Muğla Eğitim ve Araştırma Hastanesi’nde özel şirketin işlettiği Nükleer Tıp Merkezi’nde teknisyenlerin, tiroid sintigrafisi çekerken hastalara çok yüksek dozda radyoaktif madde verdiği ortaya çıkmıştı.
Yine Muğla’daki Köyceğiz Devlet Hastanesi’nde hastane personeli ve hastaların yüksek doz radyasyona maruz bırakıldığı belirlendi.
Baştan anlatalım.
Türkiye Atom Enerjisi Kurumu, Köyceğiz Devlet Hastanesi’ndeki Röntgen Çekim Odası’na 2020 yılında lisans verdi. Her röntgen çekim odasında olduğu gibi röntgen teknisyenleri odadan yalıtılmış, kalın camlı kumanda ünitesine giriyor, hasta cihazın karşısında kendisine söylenen konumu alıyor ve görüntülenecek bölgeye x ışınları veriliyor.
RADYOAKTİF CEHALET
Yüksek dozda radyasyon kanser başta olmak üzere pek çok hastalığa neden olabilir. Bu nedenle kumanda ünitesi ve görüntüleme odalarının kurşun zırhlarla yalıtılması, oda dışına radyoaktif sızıntı olmaması çok önemli. Bunun için kapsamlı yönetmelikler var. Odalar yönetmelikte belirtilen kalınlıkta kurşun tabakalarla zırhlanıyor, radyasyon uyarı işaretleri konuluyor, gebe kadınların odaya girmemesi için uyarı yazıları asılıyor. Bu cihazlarda, oda ve çevresinde değişiklik yapılması halinde tekrar lisans alınması gerekiyor.

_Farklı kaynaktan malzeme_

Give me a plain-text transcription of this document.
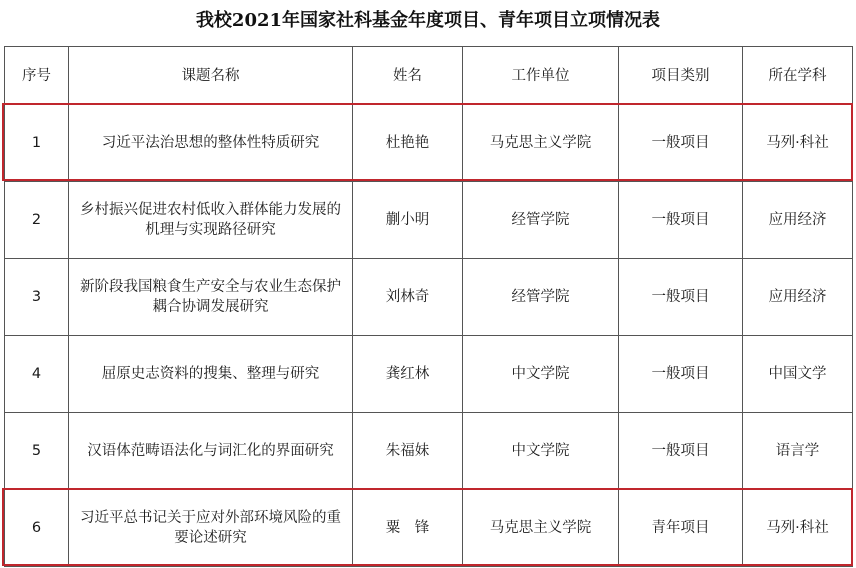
我校2021年国家社科基金年度项目、青年项目立项情况表
序号	课题名称	姓名	工作单位	项目类别	所在学科
1	习近平法治思想的整体性特质研究	杜艳艳	马克思主义学院	一般项目	马列·科社
2	乡村振兴促进农村低收入群体能力发展的机理与实现路径研究	蒯小明	经管学院	一般项目	应用经济
3	新阶段我国粮食生产安全与农业生态保护耦合协调发展研究	刘林奇	经管学院	一般项目	应用经济
4	屈原史志资料的搜集、整理与研究	龚红林	中文学院	一般项目	中国文学
5	汉语体范畴语法化与词汇化的界面研究	朱福妹	中文学院	一般项目	语言学
6	习近平总书记关于应对外部环境风险的重要论述研究	粟　锋	马克思主义学院	青年项目	马列·科社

Ancak Köyceğiz Devlet Hastanesi’nde tüm bunlar görmezden gelindi. Hastane yönetimi 2023 yılının başında Röntgen Çekim Odası’nın koridor duvarına bitişik şekilde Kan Alma Odası yaptı. Üstelik bu oda sadece alüminyum paravanlarla oluşturuldu. Zorunlu olmasına karşın Sağlık İl Müdürlüğü’nden hiçbir izin alınmamıştı.
DİLEKÇEYE YANIT BİLE VERMEDİLER
Kan Alma Odası’nda çalışan sağlık görevlileri, görüntüleme merkezinin duvarı önünde çalışmaktan tedirgindi. Kan Alma Birimi’nde çalışan bir sağlık çalışanı 21 Mart 2023’te hastane yönetimine bir dilekçe vererek kendileri için radyasyon riskinin olup olmadığı konusunda bilgi talep etti. Ancak hiçbir bilgi verilmedi.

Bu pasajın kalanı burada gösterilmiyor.